Perjalanan diisi dengan keheningan diantara mereka berdua, tidak tahu harus memulai bicara apa. Hubungan mereka hanya senior dan junior, tidak lebih dan hukuman yang didapatnya membuat Indira tidak tahu harus melakukan apa.

“Kita makan dulu ya, dik.” Fajar membuka suaranya.

“Ya, kak. Memang aku bisa nolak?”

“Nggak, pintar kalau kamu paham. Kita makan di warung langganan aku nggak masalah?” tanya Fajar hati-hati.

“Makan dimana saja yang penting makan, tapi tempatnya bersih dan nggak ada kucing, kan?”

“Bersih, memang kenapa kalau ada kucing?”

“Trauma sama kucing.”

“Kayaknya nggak ada, tapi nggak tahu lagi. Gimana? Masih mau?”

“Boleh, tapi nanti jangan malu kalau aku angkat kaki ya?”
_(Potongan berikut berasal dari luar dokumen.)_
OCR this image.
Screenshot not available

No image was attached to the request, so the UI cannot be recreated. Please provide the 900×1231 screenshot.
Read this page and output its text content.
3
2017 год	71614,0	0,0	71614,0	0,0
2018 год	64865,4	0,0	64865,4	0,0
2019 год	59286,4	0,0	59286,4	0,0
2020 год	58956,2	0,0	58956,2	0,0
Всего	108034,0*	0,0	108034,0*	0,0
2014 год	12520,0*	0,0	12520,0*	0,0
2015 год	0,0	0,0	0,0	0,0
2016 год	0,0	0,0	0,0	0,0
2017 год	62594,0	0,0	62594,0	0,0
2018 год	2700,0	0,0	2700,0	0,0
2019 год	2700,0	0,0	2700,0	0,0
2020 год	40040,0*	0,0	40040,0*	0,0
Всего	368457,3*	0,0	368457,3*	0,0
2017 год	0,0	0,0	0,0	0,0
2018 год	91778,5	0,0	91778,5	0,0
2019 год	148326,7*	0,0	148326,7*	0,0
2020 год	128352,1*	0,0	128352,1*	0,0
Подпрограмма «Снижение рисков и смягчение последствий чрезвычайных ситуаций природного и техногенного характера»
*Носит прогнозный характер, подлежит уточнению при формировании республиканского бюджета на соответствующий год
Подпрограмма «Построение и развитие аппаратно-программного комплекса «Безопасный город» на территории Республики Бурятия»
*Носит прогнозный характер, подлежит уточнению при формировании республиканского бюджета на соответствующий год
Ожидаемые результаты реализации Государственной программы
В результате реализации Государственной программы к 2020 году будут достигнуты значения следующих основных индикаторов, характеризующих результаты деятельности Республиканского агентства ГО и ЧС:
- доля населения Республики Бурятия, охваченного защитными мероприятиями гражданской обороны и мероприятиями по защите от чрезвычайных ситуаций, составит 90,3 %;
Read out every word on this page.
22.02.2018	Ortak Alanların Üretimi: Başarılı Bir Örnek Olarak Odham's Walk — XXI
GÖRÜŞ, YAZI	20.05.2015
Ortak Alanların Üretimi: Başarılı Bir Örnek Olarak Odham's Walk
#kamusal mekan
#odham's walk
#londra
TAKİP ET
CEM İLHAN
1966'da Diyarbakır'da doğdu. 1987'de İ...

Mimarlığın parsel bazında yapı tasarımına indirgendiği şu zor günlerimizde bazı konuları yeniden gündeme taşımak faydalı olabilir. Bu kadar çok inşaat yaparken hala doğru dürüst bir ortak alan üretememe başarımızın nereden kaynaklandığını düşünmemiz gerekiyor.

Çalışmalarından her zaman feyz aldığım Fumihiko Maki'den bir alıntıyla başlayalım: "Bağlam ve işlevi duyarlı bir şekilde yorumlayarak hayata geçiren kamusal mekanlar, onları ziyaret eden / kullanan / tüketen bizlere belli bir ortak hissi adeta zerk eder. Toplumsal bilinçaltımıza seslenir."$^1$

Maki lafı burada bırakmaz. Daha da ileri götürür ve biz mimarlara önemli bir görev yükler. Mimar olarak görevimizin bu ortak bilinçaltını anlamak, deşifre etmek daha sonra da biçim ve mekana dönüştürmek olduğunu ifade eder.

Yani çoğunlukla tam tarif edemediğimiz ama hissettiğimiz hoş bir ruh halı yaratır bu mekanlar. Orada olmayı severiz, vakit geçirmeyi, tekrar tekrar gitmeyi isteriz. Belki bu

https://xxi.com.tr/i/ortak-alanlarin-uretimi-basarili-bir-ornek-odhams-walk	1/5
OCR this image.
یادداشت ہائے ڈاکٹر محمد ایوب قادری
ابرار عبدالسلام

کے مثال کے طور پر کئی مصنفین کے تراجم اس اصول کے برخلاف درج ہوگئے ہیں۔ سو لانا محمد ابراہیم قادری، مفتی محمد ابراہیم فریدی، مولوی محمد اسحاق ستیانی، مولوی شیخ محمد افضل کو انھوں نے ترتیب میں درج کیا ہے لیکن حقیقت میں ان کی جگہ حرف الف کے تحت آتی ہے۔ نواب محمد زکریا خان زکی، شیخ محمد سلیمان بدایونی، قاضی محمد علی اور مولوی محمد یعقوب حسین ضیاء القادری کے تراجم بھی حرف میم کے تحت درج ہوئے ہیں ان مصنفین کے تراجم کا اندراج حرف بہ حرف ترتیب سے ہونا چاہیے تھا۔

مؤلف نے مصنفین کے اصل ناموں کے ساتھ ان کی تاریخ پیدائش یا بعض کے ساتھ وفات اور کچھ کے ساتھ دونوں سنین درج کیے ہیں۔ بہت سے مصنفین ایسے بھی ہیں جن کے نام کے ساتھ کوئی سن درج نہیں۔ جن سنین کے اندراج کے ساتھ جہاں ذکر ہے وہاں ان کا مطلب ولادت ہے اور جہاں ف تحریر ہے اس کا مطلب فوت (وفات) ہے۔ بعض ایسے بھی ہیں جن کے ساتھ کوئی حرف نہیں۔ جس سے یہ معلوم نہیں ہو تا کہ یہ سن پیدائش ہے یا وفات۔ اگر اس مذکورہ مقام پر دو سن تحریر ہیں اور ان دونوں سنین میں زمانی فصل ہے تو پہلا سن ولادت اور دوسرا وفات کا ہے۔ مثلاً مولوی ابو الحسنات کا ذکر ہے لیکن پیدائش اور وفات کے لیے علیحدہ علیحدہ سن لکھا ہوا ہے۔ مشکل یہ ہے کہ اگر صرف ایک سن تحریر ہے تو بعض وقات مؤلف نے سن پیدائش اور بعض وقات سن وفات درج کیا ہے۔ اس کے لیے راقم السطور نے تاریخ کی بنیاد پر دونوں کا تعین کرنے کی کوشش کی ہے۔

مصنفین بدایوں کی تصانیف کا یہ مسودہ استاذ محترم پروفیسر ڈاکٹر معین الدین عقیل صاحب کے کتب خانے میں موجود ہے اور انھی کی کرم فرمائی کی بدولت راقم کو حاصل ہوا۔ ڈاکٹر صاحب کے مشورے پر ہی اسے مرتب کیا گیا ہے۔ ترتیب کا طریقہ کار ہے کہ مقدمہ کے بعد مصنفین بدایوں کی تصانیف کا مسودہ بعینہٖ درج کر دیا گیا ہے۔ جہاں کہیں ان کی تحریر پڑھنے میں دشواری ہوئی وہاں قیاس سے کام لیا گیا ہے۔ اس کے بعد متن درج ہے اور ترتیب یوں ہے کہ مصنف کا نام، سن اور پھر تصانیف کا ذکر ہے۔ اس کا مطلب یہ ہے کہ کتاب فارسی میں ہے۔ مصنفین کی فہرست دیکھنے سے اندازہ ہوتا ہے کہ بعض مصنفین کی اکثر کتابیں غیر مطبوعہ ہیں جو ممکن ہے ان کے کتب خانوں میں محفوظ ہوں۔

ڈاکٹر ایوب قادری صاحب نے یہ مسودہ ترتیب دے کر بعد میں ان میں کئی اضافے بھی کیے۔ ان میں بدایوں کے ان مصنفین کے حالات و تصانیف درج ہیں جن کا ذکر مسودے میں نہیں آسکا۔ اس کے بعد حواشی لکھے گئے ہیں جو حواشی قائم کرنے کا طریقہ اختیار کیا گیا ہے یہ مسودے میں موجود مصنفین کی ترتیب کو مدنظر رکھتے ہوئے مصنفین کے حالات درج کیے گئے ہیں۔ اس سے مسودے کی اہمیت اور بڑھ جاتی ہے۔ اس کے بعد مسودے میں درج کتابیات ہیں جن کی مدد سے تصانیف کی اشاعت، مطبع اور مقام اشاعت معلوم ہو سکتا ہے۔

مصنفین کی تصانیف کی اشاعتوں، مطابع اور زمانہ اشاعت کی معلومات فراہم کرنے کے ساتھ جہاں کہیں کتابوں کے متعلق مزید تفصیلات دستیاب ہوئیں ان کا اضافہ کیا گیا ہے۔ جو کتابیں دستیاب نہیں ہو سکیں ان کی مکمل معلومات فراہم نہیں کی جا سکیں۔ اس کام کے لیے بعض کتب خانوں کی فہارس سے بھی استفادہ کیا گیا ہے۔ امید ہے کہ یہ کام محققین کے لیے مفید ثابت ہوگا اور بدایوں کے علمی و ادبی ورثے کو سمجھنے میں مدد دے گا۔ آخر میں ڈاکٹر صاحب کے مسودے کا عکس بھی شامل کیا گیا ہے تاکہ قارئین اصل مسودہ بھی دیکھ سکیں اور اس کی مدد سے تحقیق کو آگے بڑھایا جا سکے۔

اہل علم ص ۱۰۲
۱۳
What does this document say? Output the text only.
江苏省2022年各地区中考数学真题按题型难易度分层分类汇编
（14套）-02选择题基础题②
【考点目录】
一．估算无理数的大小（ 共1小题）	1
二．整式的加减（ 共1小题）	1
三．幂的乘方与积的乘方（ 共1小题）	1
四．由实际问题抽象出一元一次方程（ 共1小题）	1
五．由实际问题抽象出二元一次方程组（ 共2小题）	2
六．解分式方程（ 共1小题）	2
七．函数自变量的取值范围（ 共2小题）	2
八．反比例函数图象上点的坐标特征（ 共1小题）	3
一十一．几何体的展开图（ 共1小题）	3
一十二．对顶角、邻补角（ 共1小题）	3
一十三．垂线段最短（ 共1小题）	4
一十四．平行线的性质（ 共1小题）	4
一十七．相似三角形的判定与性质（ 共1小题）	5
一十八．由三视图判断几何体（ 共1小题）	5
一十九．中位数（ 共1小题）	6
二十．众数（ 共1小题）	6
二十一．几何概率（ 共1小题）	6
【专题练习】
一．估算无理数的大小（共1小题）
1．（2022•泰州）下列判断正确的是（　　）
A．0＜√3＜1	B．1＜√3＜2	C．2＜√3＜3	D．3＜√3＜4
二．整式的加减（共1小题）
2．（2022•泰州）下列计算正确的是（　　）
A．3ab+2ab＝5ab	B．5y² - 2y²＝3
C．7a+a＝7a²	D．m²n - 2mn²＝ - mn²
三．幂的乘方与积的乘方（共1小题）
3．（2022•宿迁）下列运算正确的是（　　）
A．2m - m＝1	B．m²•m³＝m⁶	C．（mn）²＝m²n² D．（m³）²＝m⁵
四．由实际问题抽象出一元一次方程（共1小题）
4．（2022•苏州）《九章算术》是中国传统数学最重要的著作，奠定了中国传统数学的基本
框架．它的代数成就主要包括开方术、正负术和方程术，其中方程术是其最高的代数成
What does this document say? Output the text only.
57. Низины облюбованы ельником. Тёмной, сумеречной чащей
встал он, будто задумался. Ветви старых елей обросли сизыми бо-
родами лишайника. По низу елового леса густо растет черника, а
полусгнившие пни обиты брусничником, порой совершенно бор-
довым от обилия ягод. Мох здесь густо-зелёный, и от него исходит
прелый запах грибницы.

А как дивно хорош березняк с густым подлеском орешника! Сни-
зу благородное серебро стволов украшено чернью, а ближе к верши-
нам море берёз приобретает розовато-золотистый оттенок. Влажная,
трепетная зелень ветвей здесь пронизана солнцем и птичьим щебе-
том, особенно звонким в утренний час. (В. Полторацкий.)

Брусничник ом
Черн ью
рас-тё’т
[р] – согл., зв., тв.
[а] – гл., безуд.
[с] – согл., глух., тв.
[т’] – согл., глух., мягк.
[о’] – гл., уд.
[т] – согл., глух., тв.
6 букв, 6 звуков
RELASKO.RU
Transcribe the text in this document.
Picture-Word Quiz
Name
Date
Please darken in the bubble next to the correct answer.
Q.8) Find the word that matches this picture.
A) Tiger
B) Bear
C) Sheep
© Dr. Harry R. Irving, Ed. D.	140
Fajar menatap tidak percaya mendengar Indira berbicara dengan sangat santai, bagaimana bisa gadis dengan santainya bicara akan mengangkat kaki saat makan. Fajar menggelengkan kepalanya pelan, menatap sekilas pada Indira yang hanya diam dengan menatap lurus jalanan.

“Apa kamu orangnya santai begini?” tanya Fajar penasaran.

“Nggak juga, kak. Bukan santai cuman malas aja heboh sama sesuatu, lebih baik apa yang terjadi itu dijalani dan mau sampai mana itu tergantung nantinya.”

“Pantas dikasih hukuman jadi pacar juga nggak bantah, apa kamu benar-benar suka sama aku?”

Indira mengalihkan pandangan dengan menatap Fajar tidak percaya “Memang bisa nolak? Kalau bisa mending ini berakhir.”

“Enak aja, hukuman masih akan terus berjalan.” Fajar langsung tidak suka mendengar kata-kata Indira.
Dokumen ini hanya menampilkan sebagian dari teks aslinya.